Au terme de l’essai RIO-Diabetes, la perte de poids corporel était moins marquée (en moyenne, 5,3 kg dans le groupe rimonabant à 20 mg), tout comme la réduction du TT (en moyenne, 5,2 cm). Cela était toutefois prévisible, car les sujets diabétiques ont presque toujours plus de difficulté à perdre du poids. Le traitement actif a également été associé à une réduction de 0,7 % du taux d’hémoglobine A1C, ce qui est assez impressionnant, car la glycémie des sujets de l’essai RIO-Diabetes était déjà bien équilibrée au départ.

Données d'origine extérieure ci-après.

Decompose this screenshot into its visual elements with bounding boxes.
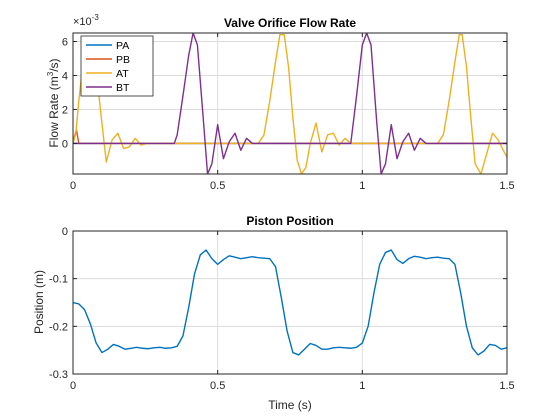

Les chercheurs ont aussi analysé les données en fonction des catégories de perte de poids chez l’ensemble des sujets de RIO. Ils ont conclu de cette analyse que le blocage des récepteurs CB1 exerce sur les paramètres métaboliques un effet bénéfique indépendant de la perte de poids qui découle probablement des effets directs de la molécule sur l’adipocyte et d’autres tissus où elle est active. L’incidence des nausées, des étourdissements, de la diarrhée, de l’anxiété et des troubles de l’humeur était légèrement plus élevée dans le groupe de traitement actif que dans le groupe placebo.

Résumé

Le tour de taille est un nouveau signe vital et, comme la tension artérielle, on devrait le mesurer dans la pratique clinique au quotidien pour déterminer le risque qu’il représente pour la santé. Nous devons toutefois user de prudence lorsque nous tentons de définir le risque cardiométabolique individuel, d’abord parce que les multiples classifications du risque peuvent prêter à confusion et ensuite parce que nous n’avons pas encore de données cliniques montrant hors de tout doute que la réduction du risque cardiométabolique améliore l’issue cardiovasculaire. Nous aurons sans doute ces données en main lorsque l’étude CRESCENDO (Comprehensive Rimonabant Evaluation Study of Cardiovascular Endpoints and Outcomes) sera terminée et que ses résultats seront dévoilés (dans quelques années). D’ici là, notre mission première est de persuader les patients d’adopter une alimentation plus saine et d’être physiquement plus actifs afin de réduire leur obésité abdominale et leur graisse corporelle. Même une légère perte de poids de 5 % à 10 % réduit significativement le risque de diabète de type 2. Advenant un échec de la modification des habitudes de vie, cependant, on peut envisager un traitement pharmacologique éprouvé et cibler nos patients vraiment vulnérables en conséquence.

D’après le symposium officiel : « Exploiter le système endocannabinoïde pour réduire le risque cardiovasculaire »

Dans le cadre du programme de Maintien du certificat du Collège royal des médecins et chirurgiens du Canada, ce symposium est une activité de formation collective agréée admissible à la section 1 des options de la charpente des activités de développement professionnel continu, et la participation à ce symposium donne droit à des unités de formation. Nota : Au moment où le présent article a été mis sous presse, le rimonabant n’était pas commercialisé au Canada.